Eigentlich ist seit dem 28. März 2003 alles klar. Damals diktierte das Bundesgericht unmissverständlich: Die Behörden aller staatlichen Ebenen sind verpflichtet, die Bedürfnisse der Fahrenden in ihrer Raumplanung zu berücksichtigen. Im Kanton Bern folgte aber ein Jahrzehnt der Versäumnisse. Der Kanton zählt heute nicht mehr, sondern weniger Standplätze für Fahrende als damals.
So gesehen ist es auf den ersten Blick recht bescheiden, wenn die vereinten politischen Entscheidungsträger jetzt als Reaktion auf das aufmüpfige Verhalten der Jenischen für die nächsten vier Monate zwei temporäre Plätze für insgesamt 50 Wohnwagen anbieten. Das löst das Problem nicht.
Auf den zweiten Blick sind die Offerten der Städte Bern und Biel aber ein starkes Signal. Mit ihren Übergangslösungen zeigen die beiden Städte, was in den meisten anderen Gemeinden fehlt: Lösungswille - und die Offenheit, die Jenischen als zur Schweiz gehörende Minderheit zu behandeln.
Das ist womöglich erst eine klimatische Veränderung - aber eine wichtige. Dank dem Entgegenkommen der beiden Städte endet der Protest der Jenischen für sie nicht im erneuten Gefühl von Ohnmacht.
Loskommen vom Geist der 1930er Jahre
Unter Druck gerät dadurch die Kantonsregierung. Sie sieht sich jetzt nicht nur mit den Forderungen der Fahrenden konfrontiert, sondern zusätzlich mit jenen der Städte Bern und Biel. Diese fordern jetzt rasch konkrete, greifbare Lösungen.
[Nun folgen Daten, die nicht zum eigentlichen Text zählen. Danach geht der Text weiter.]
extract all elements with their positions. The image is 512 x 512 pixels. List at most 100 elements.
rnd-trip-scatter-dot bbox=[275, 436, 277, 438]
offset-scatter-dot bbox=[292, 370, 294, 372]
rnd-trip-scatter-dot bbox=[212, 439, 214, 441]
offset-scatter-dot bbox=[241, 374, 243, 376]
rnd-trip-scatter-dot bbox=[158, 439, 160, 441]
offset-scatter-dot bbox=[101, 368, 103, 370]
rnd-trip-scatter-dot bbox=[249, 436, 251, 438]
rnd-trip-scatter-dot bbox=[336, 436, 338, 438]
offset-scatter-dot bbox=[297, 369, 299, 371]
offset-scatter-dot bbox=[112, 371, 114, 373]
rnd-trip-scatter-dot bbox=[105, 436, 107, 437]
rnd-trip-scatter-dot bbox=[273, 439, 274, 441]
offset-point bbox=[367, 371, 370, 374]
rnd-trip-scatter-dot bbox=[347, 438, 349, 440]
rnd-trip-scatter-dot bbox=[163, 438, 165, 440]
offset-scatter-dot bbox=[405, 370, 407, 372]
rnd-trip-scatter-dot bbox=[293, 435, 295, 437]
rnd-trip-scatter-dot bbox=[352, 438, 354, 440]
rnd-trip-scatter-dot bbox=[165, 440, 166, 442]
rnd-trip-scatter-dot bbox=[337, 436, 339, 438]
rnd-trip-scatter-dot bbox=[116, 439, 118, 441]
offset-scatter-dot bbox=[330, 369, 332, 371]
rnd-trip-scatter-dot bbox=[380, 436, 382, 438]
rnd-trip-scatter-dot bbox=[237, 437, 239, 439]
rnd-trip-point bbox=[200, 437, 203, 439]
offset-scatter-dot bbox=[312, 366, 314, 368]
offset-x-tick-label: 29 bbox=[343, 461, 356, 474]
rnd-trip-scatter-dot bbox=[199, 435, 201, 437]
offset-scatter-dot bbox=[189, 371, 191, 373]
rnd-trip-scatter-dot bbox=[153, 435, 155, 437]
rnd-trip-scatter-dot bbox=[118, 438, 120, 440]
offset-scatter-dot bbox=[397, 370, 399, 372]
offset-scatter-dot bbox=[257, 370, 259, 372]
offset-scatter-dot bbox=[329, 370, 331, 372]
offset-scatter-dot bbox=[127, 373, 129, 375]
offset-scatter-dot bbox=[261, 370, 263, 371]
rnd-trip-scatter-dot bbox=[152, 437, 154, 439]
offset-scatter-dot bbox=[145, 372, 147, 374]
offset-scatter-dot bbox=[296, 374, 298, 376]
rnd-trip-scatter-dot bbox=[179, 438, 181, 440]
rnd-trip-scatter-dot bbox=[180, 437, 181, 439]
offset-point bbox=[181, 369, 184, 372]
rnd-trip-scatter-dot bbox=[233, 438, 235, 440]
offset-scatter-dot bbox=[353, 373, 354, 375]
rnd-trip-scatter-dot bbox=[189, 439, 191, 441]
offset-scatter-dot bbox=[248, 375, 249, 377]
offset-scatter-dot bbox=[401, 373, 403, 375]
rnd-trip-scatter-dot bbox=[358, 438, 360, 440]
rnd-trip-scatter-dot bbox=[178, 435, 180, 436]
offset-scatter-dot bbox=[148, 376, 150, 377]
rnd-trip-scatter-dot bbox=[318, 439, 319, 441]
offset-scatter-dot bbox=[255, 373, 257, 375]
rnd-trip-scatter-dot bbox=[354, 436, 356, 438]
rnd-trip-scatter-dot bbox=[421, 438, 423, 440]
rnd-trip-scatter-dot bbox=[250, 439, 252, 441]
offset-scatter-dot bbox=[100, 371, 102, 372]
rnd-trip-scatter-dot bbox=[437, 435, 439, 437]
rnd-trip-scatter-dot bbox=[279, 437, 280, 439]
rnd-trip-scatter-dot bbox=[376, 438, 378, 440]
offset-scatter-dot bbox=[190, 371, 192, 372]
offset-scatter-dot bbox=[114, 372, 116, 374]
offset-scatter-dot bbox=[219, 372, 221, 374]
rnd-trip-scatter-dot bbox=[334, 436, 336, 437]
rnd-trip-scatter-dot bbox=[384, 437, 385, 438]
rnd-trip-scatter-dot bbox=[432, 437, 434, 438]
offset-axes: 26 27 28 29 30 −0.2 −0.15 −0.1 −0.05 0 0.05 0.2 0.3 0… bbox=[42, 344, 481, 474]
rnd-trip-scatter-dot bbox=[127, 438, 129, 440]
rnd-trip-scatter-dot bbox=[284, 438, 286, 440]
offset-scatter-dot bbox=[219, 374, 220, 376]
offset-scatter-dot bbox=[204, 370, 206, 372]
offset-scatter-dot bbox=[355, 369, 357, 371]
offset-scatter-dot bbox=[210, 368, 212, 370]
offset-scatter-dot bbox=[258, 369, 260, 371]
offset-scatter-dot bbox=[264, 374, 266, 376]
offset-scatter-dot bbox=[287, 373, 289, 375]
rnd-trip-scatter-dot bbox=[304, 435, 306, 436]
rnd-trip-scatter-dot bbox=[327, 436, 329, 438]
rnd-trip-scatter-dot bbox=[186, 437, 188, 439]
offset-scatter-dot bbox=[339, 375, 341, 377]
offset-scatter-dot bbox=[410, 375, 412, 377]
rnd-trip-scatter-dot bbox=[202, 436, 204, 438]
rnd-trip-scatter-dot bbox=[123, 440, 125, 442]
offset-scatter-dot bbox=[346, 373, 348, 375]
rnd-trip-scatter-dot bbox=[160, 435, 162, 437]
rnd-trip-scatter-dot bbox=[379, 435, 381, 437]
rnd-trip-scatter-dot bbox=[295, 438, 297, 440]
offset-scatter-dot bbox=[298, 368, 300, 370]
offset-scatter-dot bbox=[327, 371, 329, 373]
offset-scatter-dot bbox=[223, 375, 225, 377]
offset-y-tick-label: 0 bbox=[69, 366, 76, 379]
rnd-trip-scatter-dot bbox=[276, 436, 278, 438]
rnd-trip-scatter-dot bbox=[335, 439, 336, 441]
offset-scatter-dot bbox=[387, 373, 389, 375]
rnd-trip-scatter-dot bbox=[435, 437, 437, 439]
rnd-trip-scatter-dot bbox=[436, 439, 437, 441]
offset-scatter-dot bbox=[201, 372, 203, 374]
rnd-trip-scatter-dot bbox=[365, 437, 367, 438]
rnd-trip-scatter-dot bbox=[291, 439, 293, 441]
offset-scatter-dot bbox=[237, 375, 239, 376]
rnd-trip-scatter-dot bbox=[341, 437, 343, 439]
Der Druck ist gross, denn bei Lichte betrachtet ists für die Kantonsregierung die vielleicht letzte Chance, gerade noch rechtzeitig zu agieren. Schafft sie nach der Debatte der letzten Wochen den Aufbruch nicht, dann erweckt sie den Eindruck, sie sei nicht wirklich willens, sich vom Geiste der 1930-Jahre zu trennen, der seinerzeit zum Drama der Kinder der Landstrasse geführt hatte. Nichts zu tun für die wirkliche Anerkennung der Minderheit der Jenischen, heisst nämlich unweigerlich auch, das Unrecht zu verlängern, das den Jenischen in der Vergangenheit widerfahren ist.